The team then narrowed it down further, prioritising parts-based engineering resources and the importance of cost savings to the engine program. The team settled on the four adapter caps for the LM9000’s bleed air system, which became the focus of the programme at Auburn.

All four were about 8.9 cm in diameter and a height of about 15.2 cm, made of CoCr to handle the hot compressed air from the turbine’s compressor section. From a manufacturing standpoint, they shared a base geometry and similar features. The team assumed the M2 could manufacture three parts at a time, but engineers soon redesigned the layout to increase it to four, which immediately boosted productivity, since it takes about the same amount of time to manufacture four as it does three.

Steve Slusher, a GE Additive Manufacturing Engineer on the project, added that using simulation and analysis, the team showed that the parts performed the same as the cast parts they replaced. The team also built test bars with each build, some in the open cavity of the cap that went down to the build plate, so technicians could measure the integrity of each production run.

Findings

The project was said to be a major success. Gatlin reported that it marked the first time GE Aviation had shifted production from investment casting to Additive Manufacturing based strictly on cost. The parts were one-to-one replacements, without any redesign or parts consolidation to improve their economic – and it was done quickly.

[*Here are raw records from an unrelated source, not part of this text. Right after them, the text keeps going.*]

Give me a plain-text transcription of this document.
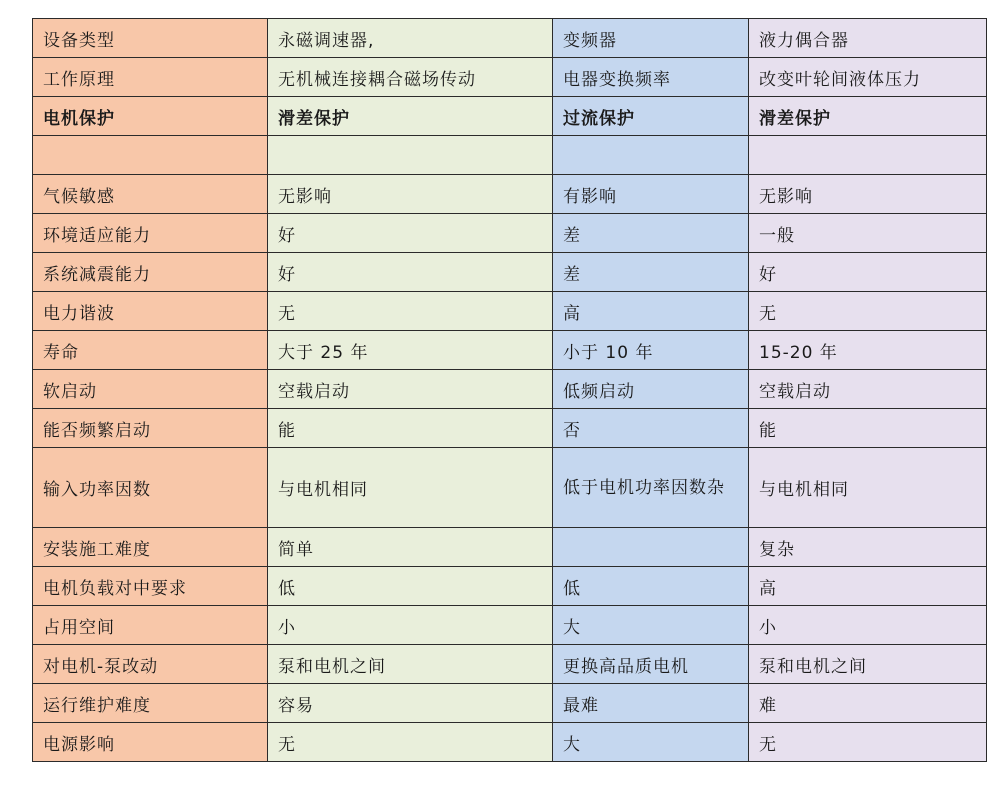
设备类型	永磁调速器,	变频器	液力偶合器
工作原理	无机械连接耦合磁场传动	电器变换频率	改变叶轮间液体压力
电机保护	滑差保护	过流保护	滑差保护

气候敏感	无影响	有影响	无影响
环境适应能力	好	差	一般
系统减震能力	好	差	好
电力谐波	无	高	无
寿命	大于 25 年	小于 10 年	15-20 年
软启动	空载启动	低频启动	空载启动
能否频繁启动	能	否	能
输入功率因数	与电机相同	低于电机功率因数杂	与电机相同
安装施工难度	简单		复杂
电机负载对中要求	低	低	高
占用空间	小	大	小
对电机-泵改动	泵和电机之间	更换高品质电机	泵和电机之间
运行维护难度	容易	最难	难
电源影响	无	大	无
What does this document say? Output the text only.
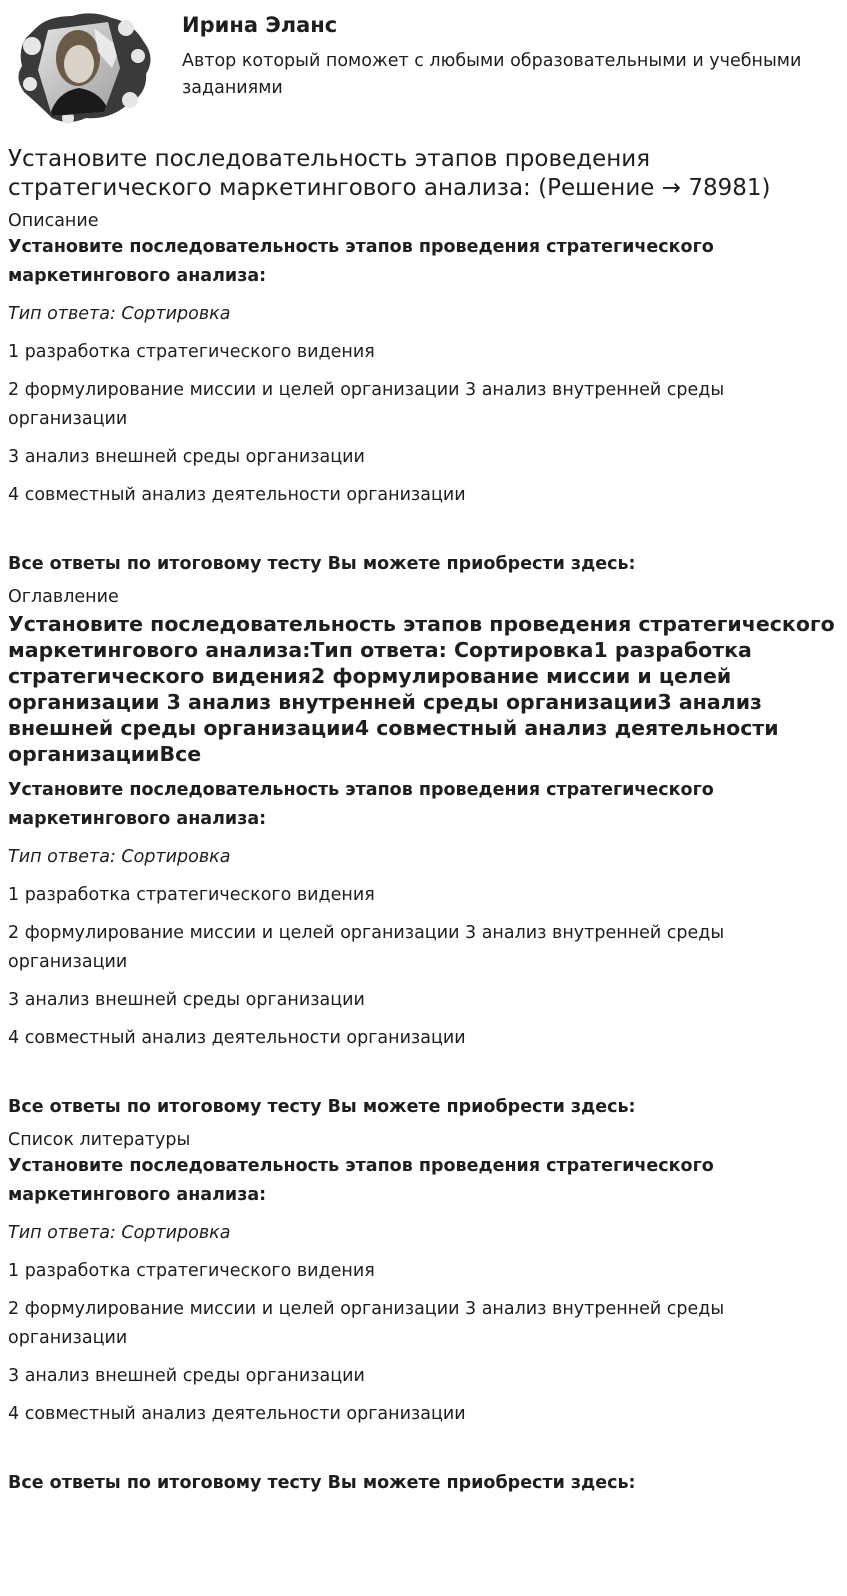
Ирина Эланс
Автор который поможет с любыми образовательными и учебными заданиями
Установите последовательность этапов проведения стратегического маркетингового анализа: (Решение → 78981)

Описание

Установите последовательность этапов проведения стратегического маркетингового анализа:

Тип ответа: Сортировка

1 разработка стратегического видения

2 формулирование миссии и целей организации 3 анализ внутренней среды организации

3 анализ внешней среды организации

4 совместный анализ деятельности организации

Все ответы по итоговому тесту Вы можете приобрести здесь:

Оглавление

Установите последовательность этапов проведения стратегического маркетингового анализа:Тип ответа: Сортировка1 разработка стратегического видения2 формулирование миссии и целей организации 3 анализ внутренней среды организации3 анализ внешней среды организации4 совместный анализ деятельности организацииВсе

Установите последовательность этапов проведения стратегического маркетингового анализа:

Тип ответа: Сортировка

1 разработка стратегического видения

2 формулирование миссии и целей организации 3 анализ внутренней среды организации

3 анализ внешней среды организации

4 совместный анализ деятельности организации

Все ответы по итоговому тесту Вы можете приобрести здесь:

Список литературы

Установите последовательность этапов проведения стратегического маркетингового анализа:

Тип ответа: Сортировка

1 разработка стратегического видения

2 формулирование миссии и целей организации 3 анализ внутренней среды организации

3 анализ внешней среды организации

4 совместный анализ деятельности организации

Все ответы по итоговому тесту Вы можете приобрести здесь:
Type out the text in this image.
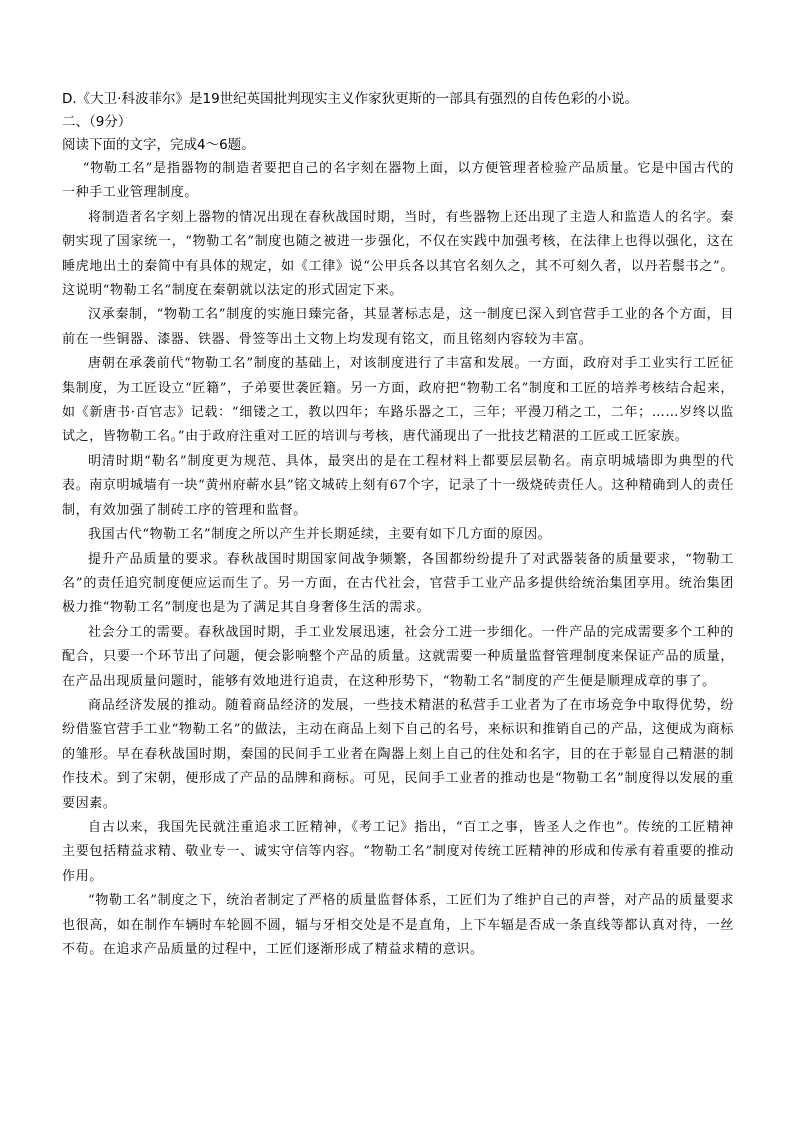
D.《大卫·科波菲尔》是19世纪英国批判现实主义作家狄更斯的一部具有强烈的自传色彩的小说。

二、（9分）

阅读下面的文字，完成4～6题。

“物勒工名”是指器物的制造者要把自己的名字刻在器物上面，以方便管理者检验产品质量。它是中国古代的一种手工业管理制度。

将制造者名字刻上器物的情况出现在春秋战国时期，当时，有些器物上还出现了主造人和监造人的名字。秦朝实现了国家统一，“物勒工名”制度也随之被进一步强化，不仅在实践中加强考核，在法律上也得以强化，这在睡虎地出土的秦简中有具体的规定，如《工律》说“公甲兵各以其官名刻久之，其不可刻久者，以丹若鬃书之”。这说明“物勒工名”制度在秦朝就以法定的形式固定下来。

汉承秦制，“物勒工名”制度的实施日臻完备，其显著标志是，这一制度已深入到官营手工业的各个方面，目前在一些铜器、漆器、铁器、骨签等出土文物上均发现有铭文，而且铭刻内容较为丰富。

唐朝在承袭前代“物勒工名”制度的基础上，对该制度进行了丰富和发展。一方面，政府对手工业实行工匠征集制度，为工匠设立“匠籍”，子弟要世袭匠籍。另一方面，政府把“物勒工名”制度和工匠的培养考核结合起来，如《新唐书·百官志》记载：“细镂之工，教以四年；车路乐器之工，三年；平漫刀稍之工，二年；……岁终以监试之，皆物勒工名。”由于政府注重对工匠的培训与考核，唐代涌现出了一批技艺精湛的工匠或工匠家族。

明清时期“勒名”制度更为规范、具体，最突出的是在工程材料上都要层层勒名。南京明城墙即为典型的代表。南京明城墙有一块“黄州府蕲水县”铭文城砖上刻有67个字，记录了十一级烧砖责任人。这种精确到人的责任制，有效加强了制砖工序的管理和监督。

我国古代“物勒工名”制度之所以产生并长期延续，主要有如下几方面的原因。

提升产品质量的要求。春秋战国时期国家间战争频繁，各国都纷纷提升了对武器装备的质量要求，“物勒工名”的责任追究制度便应运而生了。另一方面，在古代社会，官营手工业产品多提供给统治集团享用。统治集团极力推“物勒工名”制度也是为了满足其自身奢侈生活的需求。

社会分工的需要。春秋战国时期，手工业发展迅速，社会分工进一步细化。一件产品的完成需要多个工种的配合，只要一个环节出了问题，便会影响整个产品的质量。这就需要一种质量监督管理制度来保证产品的质量，在产品出现质量问题时，能够有效地进行追责，在这种形势下，“物勒工名”制度的产生便是顺理成章的事了。

商品经济发展的推动。随着商品经济的发展，一些技术精湛的私营手工业者为了在市场竞争中取得优势，纷纷借鉴官营手工业“物勒工名”的做法，主动在商品上刻下自己的名号，来标识和推销自己的产品，这便成为商标的雏形。早在春秋战国时期，秦国的民间手工业者在陶器上刻上自己的住处和名字，目的在于彰显自己精湛的制作技术。到了宋朝，便形成了产品的品牌和商标。可见，民间手工业者的推动也是“物勒工名”制度得以发展的重要因素。

自古以来，我国先民就注重追求工匠精神，《考工记》指出，“百工之事，皆圣人之作也”。传统的工匠精神主要包括精益求精、敬业专一、诚实守信等内容。“物勒工名”制度对传统工匠精神的形成和传承有着重要的推动作用。

“物勒工名”制度之下，统治者制定了严格的质量监督体系，工匠们为了维护自己的声誉，对产品的质量要求也很高，如在制作车辆时车轮圆不圆，辐与牙相交处是不是直角，上下车辐是否成一条直线等都认真对待，一丝不苟。在追求产品质量的过程中，工匠们逐渐形成了精益求精的意识。
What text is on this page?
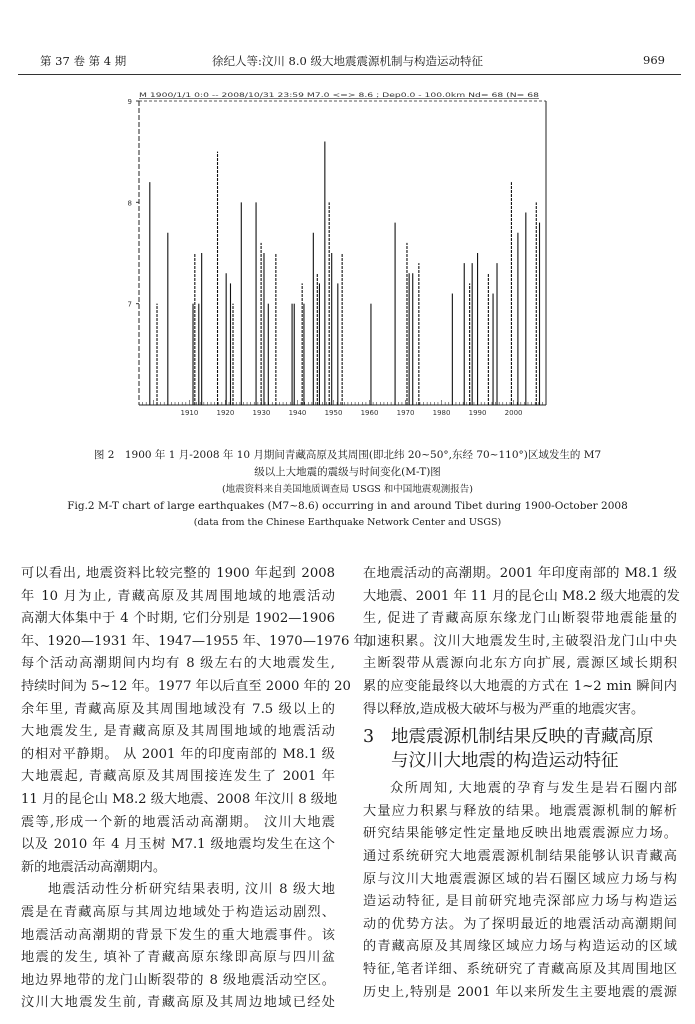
第 37 卷 第 4 期	徐纪人等:汶川 8.0 级大地震震源机制与构造运动特征	969
M 1900/1/1 0:0 -- 2008/10/31 23:59 M7.0 <=> 8.6 ; Dep0.0 - 100.0km Nd= 68 (N= 68
9
8
7
1910	1920	1930	1940	1950	1960	1970	1980	1990	2000
图 2　1900 年 1 月-2008 年 10 月期间青藏高原及其周围(即北纬 20~50°,东经 70~110°)区域发生的 M7
级以上大地震的震级与时间变化(M-T)图
(地震资料来自美国地质调查局 USGS 和中国地震观测报告)
Fig.2 M-T chart of large earthquakes (M7~8.6) occurring in and around Tibet during 1900-October 2008
(data from the Chinese Earthquake Network Center and USGS)
可以看出, 地震资料比较完整的 1900 年起到 2008
年 10 月为止, 青藏高原及其周围地域的地震活动
高潮大体集中于 4 个时期, 它们分别是 1902—1906
年、1920—1931 年、1947—1955 年、1970—1976 年。
每个活动高潮期间内均有 8 级左右的大地震发生,
持续时间为 5~12 年。1977 年以后直至 2000 年的 20
余年里, 青藏高原及其周围地域没有 7.5 级以上的
大地震发生, 是青藏高原及其周围地域的地震活动
的相对平静期。 从 2001 年的印度南部的 M8.1 级
大地震起, 青藏高原及其周围接连发生了 2001 年
11 月的昆仑山 M8.2 级大地震、2008 年汶川 8 级地
震等,形成一个新的地震活动高潮期。 汶川大地震
以及 2010 年 4 月玉树 M7.1 级地震均发生在这个
新的地震活动高潮期内。
地震活动性分析研究结果表明, 汶川 8 级大地
震是在青藏高原与其周边地域处于构造运动剧烈、
地震活动高潮期的背景下发生的重大地震事件。该
地震的发生, 填补了青藏高原东缘即高原与四川盆
地边界地带的龙门山断裂带的 8 级地震活动空区。
汶川大地震发生前, 青藏高原及其周边地域已经处
在地震活动的高潮期。2001 年印度南部的 M8.1 级
大地震、2001 年 11 月的昆仑山 M8.2 级大地震的发
生, 促进了青藏高原东缘龙门山断裂带地震能量的
加速积累。汶川大地震发生时,主破裂沿龙门山中央
主断裂带从震源向北东方向扩展, 震源区域长期积
累的应变能最终以大地震的方式在 1~2 min 瞬间内
得以释放,造成极大破坏与极为严重的地震灾害。
3 地震震源机制结果反映的青藏高原
与汶川大地震的构造运动特征
众所周知, 大地震的孕育与发生是岩石圈内部
大量应力积累与释放的结果。地震震源机制的解析
研究结果能够定性定量地反映出地震震源应力场。
通过系统研究大地震震源机制结果能够认识青藏高
原与汶川大地震震源区域的岩石圈区域应力场与构
造运动特征, 是目前研究地壳深部应力场与构造运
动的优势方法。为了探明最近的地震活动高潮期间
的青藏高原及其周缘区域应力场与构造运动的区域
特征,笔者详细、系统研究了青藏高原及其周围地区
历史上,特别是 2001 年以来所发生主要地震的震源
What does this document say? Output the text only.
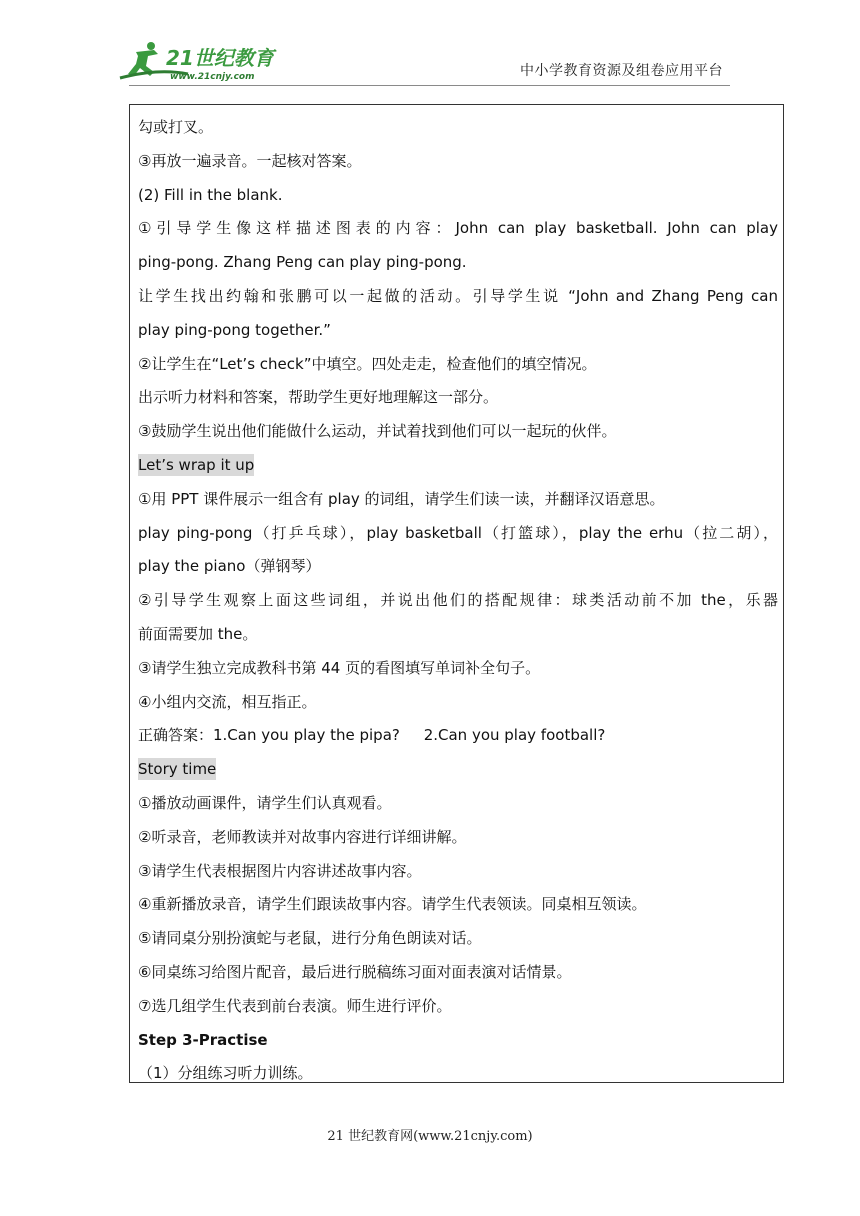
21世纪教育
www.21cnjy.com	中小学教育资源及组卷应用平台
勾或打叉。
③再放一遍录音。一起核对答案。
(2) Fill in the blank.
①引导学生像这样描述图表的内容：John can play basketball. John can play
ping-pong. Zhang Peng can play ping-pong.
让学生找出约翰和张鹏可以一起做的活动。引导学生说 “John and Zhang Peng can
play ping-pong together.”
②让学生在“Let’s check”中填空。四处走走，检查他们的填空情况。
出示听力材料和答案，帮助学生更好地理解这一部分。
③鼓励学生说出他们能做什么运动，并试着找到他们可以一起玩的伙伴。
Let’s wrap it up
①用 PPT 课件展示一组含有 play 的词组，请学生们读一读，并翻译汉语意思。
play ping-pong（打乒乓球），play basketball（打篮球），play the erhu（拉二胡），
play the piano（弹钢琴）
②引导学生观察上面这些词组，并说出他们的搭配规律：球类活动前不加 the，乐器
前面需要加 the。
③请学生独立完成教科书第 44 页的看图填写单词补全句子。
④小组内交流，相互指正。
正确答案：1.Can you play the pipa?     2.Can you play football?
Story time
①播放动画课件，请学生们认真观看。
②听录音，老师教读并对故事内容进行详细讲解。
③请学生代表根据图片内容讲述故事内容。
④重新播放录音，请学生们跟读故事内容。请学生代表领读。同桌相互领读。
⑤请同桌分别扮演蛇与老鼠，进行分角色朗读对话。
⑥同桌练习给图片配音，最后进行脱稿练习面对面表演对话情景。
⑦选几组学生代表到前台表演。师生进行评价。
Step 3-Practise
（1）分组练习听力训练。
21 世纪教育网(www.21cnjy.com)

“The thing that stuck out to me,” stated Eschenbach, “was that we could take an existing casting design, replicate it quickly on our printers, and within weeks of starting on the project, the final parts were the same quality as to their cast counterparts. This project serves as a template for future work.”

Kelly Brown, senior technical leader at GE Additive, added, “From a business perspective, Auburn showed muscle we didn’t have in the past, and now we have a bank of parts that we can go after next. What the team has done is remarkable, and it really showcases their capabilities.”